如果要从原理上理解为什么公式1.2和公式1.4差了个转置,不妨考虑对比下面两个特殊例子:
1)$f = \boldsymbol{a}^{T}\boldsymbol{x}$,$\boldsymbol{a} = \left\lbrack \begin{array}{l}1 \\2 \\\end{array} \right\rbrack$,求$\frac{\partial f}{\partial\boldsymbol{x}}$
2)$\boldsymbol{f} = \boldsymbol{a}^{T}\boldsymbol{x}$,$\boldsymbol{a} = \left\lbrack \begin{array}{l} 1 \\ 2 \\ \end{array} \right\rbrack$,求$\frac{\partial\boldsymbol{f}}{\partial\boldsymbol{x}}$
上面两个例子,第一个左边是一个标量$f = x_{1} + 2x_{2}$,而第二个左边是一个长度为1的“向量”$\boldsymbol{f} = \left\lbrack {x_{1} + 2x_{2}} \right\rbrack$。
观察第一个例子:
根据定义,可以秒求出$\frac{\partial f}{\partial\boldsymbol{x}} = \left\lbrack \begin{array}{l} 1 \\ 2 \\ \end{array} \right\rbrack$,如果要得到公式1.2的左边的标量$df$,那么列向量$\frac{\partial f}{\partial\boldsymbol{x}}$和列向量$d\boldsymbol{x}$必然有一方需要转置才行,否则不满足维度相容的规则,所以我们对$\frac{\partial f}{\partial\boldsymbol{x}}$进行转置从而得到$df = d\left( {x_{1} + 2x_{2}} \right) = \left\lbrack \begin{array}{l}1 \\2 \\\end{array} \right\rbrack^{T}\left\lbrack \begin{array}{l}{dx_{1}} \\{dx_{2}} \\\end{array} \right\rbrack = \left( \frac{\partial f}{\partial\boldsymbol{x}} \right)^{T}d\boldsymbol{x}$
观察第二个例子:
根据定义,可以秒求出$\frac{\partial\boldsymbol{f}}{\partial\boldsymbol{x}} = \left\lbrack {1,~2} \right\rbrack$,对比第一个例子,区别就在这里,因为这个地方出现区别,导致后面会有不一样的结论。
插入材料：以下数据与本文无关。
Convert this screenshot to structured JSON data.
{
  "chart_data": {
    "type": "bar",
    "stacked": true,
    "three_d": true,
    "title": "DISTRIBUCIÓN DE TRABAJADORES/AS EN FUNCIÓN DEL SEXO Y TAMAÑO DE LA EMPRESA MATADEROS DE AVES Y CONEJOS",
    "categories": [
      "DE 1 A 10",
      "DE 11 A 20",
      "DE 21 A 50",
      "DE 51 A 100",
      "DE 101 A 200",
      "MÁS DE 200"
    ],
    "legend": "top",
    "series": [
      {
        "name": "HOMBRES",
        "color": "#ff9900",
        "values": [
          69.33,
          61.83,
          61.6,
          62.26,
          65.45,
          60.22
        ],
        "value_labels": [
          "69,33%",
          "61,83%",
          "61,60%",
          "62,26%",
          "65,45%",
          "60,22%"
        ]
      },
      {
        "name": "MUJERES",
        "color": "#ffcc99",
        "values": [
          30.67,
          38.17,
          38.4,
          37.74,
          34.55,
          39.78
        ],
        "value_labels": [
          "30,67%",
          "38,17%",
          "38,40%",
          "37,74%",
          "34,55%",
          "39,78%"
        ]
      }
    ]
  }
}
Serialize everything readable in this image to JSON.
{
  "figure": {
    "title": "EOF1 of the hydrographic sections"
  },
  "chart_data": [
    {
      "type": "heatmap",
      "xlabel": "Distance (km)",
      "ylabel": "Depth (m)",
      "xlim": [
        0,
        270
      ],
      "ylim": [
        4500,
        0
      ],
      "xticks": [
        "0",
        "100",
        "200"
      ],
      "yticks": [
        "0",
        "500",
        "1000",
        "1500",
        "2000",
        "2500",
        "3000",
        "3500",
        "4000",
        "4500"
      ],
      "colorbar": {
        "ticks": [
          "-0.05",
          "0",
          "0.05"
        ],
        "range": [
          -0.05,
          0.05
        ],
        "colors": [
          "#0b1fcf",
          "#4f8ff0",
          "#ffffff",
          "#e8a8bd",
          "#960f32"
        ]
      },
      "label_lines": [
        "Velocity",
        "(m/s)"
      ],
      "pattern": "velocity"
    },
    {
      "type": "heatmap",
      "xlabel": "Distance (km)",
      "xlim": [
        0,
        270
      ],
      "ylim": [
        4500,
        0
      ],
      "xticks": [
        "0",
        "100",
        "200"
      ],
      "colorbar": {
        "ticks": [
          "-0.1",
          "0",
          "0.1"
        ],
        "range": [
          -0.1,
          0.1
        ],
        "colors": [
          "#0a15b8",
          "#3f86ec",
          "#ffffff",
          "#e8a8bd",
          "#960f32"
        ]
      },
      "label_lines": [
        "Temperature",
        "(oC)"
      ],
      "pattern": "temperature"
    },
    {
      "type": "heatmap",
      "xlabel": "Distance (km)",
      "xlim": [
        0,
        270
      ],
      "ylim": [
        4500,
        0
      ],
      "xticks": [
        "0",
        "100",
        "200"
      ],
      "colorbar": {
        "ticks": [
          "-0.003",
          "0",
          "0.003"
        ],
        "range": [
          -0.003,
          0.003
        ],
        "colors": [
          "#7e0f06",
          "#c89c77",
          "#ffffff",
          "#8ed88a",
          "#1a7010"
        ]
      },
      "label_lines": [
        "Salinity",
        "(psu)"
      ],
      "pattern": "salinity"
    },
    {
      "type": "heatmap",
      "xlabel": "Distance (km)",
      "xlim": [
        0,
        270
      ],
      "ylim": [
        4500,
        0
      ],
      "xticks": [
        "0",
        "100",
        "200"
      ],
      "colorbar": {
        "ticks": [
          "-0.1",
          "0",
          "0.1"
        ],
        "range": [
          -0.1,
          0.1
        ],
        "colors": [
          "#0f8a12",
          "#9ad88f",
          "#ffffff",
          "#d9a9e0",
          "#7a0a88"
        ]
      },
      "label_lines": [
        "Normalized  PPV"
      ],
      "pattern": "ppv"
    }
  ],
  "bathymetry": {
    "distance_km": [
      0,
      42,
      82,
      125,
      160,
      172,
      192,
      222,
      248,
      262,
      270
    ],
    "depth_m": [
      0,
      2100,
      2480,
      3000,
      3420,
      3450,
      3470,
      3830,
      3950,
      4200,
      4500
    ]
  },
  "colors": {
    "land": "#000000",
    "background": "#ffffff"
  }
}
有了公式(1.2)和(1.3)能做什么?能做非常有用的事情,那就是通过写一个全微分公式,配合一些简单的矩阵微分的性质(后面有说),我们就能得到标量(神经网络的loss)对矩阵(参数矩阵)的微分了。
1.8 矩阵向量求导链式法则
终于到这一步了。
矩阵向量求导链式法则很多时候可以帮我们快速求出导数结果,但它跟标量对标量求导的链式法则不完全相同,所以需要单独讨论。
1.8.1 向量对向量求导的链式法则
首先我们来看看向量对向量求导的链式法则。假设多个向量存在依赖关系,比如三个向量$\left. \boldsymbol{x}\rightarrow\boldsymbol{y}\rightarrow\boldsymbol{z} \right.$,则存在下面的链式法则:
$\frac{\partial\boldsymbol{z}}{\partial\boldsymbol{x}} = \frac{\partial\boldsymbol{z}}{\partial\boldsymbol{y}}\frac{\partial\boldsymbol{y}}{\partial\boldsymbol{x}}$
需要注意的是,上述链式法则只对向量间求导有效
举个例子感受一下:
$\boldsymbol{z} = {\exp\left( \boldsymbol{y} \right)},~\boldsymbol{y} = \boldsymbol{A}\boldsymbol{x},~\boldsymbol{A} = \left\lbrack \begin{array}{ll} 1 & 2 \\ 3 & 0 \\ \end{array} \right\rbrack$,求$\frac{\partial\boldsymbol{z}}{\partial\boldsymbol{x}}$
解:
根据$\boldsymbol{z}$的定义式求得$\boldsymbol{z} = \left\lbrack \begin{array}{l} {exp\left( x_{1} + 2x_{2} \right)} \\ {exp\left( 3x_{1} \right)} \\ \end{array} \right\rbrack$,回顾1.2节中提到的向量对向量求导的定义,得到$\frac{\partial\boldsymbol{z}}{\partial\boldsymbol{x}} = \left\lbrack \begin{array}{ll}{exp\left( x_{1} + 2x_{2} \right)} & {2exp\left( x_{1} + 2x_{2} \right)} \\{3exp\left( x_{1} + 2x_{2} \right)} & 0 \\\end{array} \right\rbrack$
如果用链式法则来求,我们先求$\frac{\partial\boldsymbol{z}}{\partial\boldsymbol{y}}$,$d\boldsymbol{z} = dexp\left( \boldsymbol{y} \right) = {\exp\left( \boldsymbol{y} \right)}\bigodot d\boldsymbol{y}$,这里距离$d\boldsymbol{f} = \frac{\partial\boldsymbol{f}}{\partial\boldsymbol{x}}d\boldsymbol{x}$这样的形式还差一点点,注意到${\exp\left( \boldsymbol{y} \right)}\bigodot d\boldsymbol{y} = diag\left( {\exp\left( \boldsymbol{y} \right)} \right)d\boldsymbol{y}$(自行验证)。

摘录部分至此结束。